Cryptocurrency fueling ransomware attacks, say cybersecurity experts

Local News

PEORIA, Ill. (WMBD) — Cybersecurity experts say there has been a shift from data breaches targeting health and credit card information to using ransomware to hold companies virtually hostage until they pay with cryptocurrency.

Ransomware is a type of malware that blocks access to a system until a ransom is paid, usually with cryptocurrency like Bitcoin. Colonial Pipeline, JBS Foods, and even TV stations have been recent victims of ransomware attacks.

“Crypto has definitely enabled attackers to get paid,” said Anthony Mini, vice president of security and operations at Pearl Technology, an IT firm based in Peoria Heights.

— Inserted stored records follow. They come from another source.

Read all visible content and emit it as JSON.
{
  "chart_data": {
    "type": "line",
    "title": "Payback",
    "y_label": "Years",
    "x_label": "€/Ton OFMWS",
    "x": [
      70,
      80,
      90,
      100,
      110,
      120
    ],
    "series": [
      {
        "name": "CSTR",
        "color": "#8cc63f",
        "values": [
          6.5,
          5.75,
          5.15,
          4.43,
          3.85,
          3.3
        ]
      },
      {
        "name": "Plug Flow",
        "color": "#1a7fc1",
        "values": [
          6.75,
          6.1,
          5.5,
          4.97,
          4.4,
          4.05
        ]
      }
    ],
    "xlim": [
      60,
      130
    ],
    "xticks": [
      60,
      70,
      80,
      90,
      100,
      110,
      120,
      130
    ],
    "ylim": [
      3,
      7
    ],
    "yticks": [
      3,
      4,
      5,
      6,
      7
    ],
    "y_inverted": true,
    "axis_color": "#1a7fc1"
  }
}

Mini said he has seen an increase in ransomware attacks during the past six to eight months. He doesn’t see the attacks slowing down anytime soon, and said no industry is immune.

“There’s no industry that’s off the table here. If you have money and you’re worth planning an attack to, then you’re vulnerable,” he said. “Every company in the local area is at risk, 100% at risk for this, it’s only a matter of time where it gains popularity in these small or medium businesses.”

Mini said it’s important for companies to assess their vulnerabilities, and keep their users informed about ransomware and other cybercrimes like phishing.

“An ounce of prevention is better than a pound of cure, so just getting out in front of that is probably the first thing that people need to do,” he said.

Jacob Young, director of the Cybersecurity Center at Bradley University, said the best defense against ransomware is for businesses to regularly back up data, so the data encrypted by the ransomware can be wiped and restored.

He also recommended businesses conduct “table top” exercises like penetration tests, where hackers attempt to infiltrate the system to find potential flaws.

“You can think of it as a ‘fire drill’ for every conceivable scenario. Performing the fire drills ahead of time allows the response to be more effective when a real incident occurs,” Young said.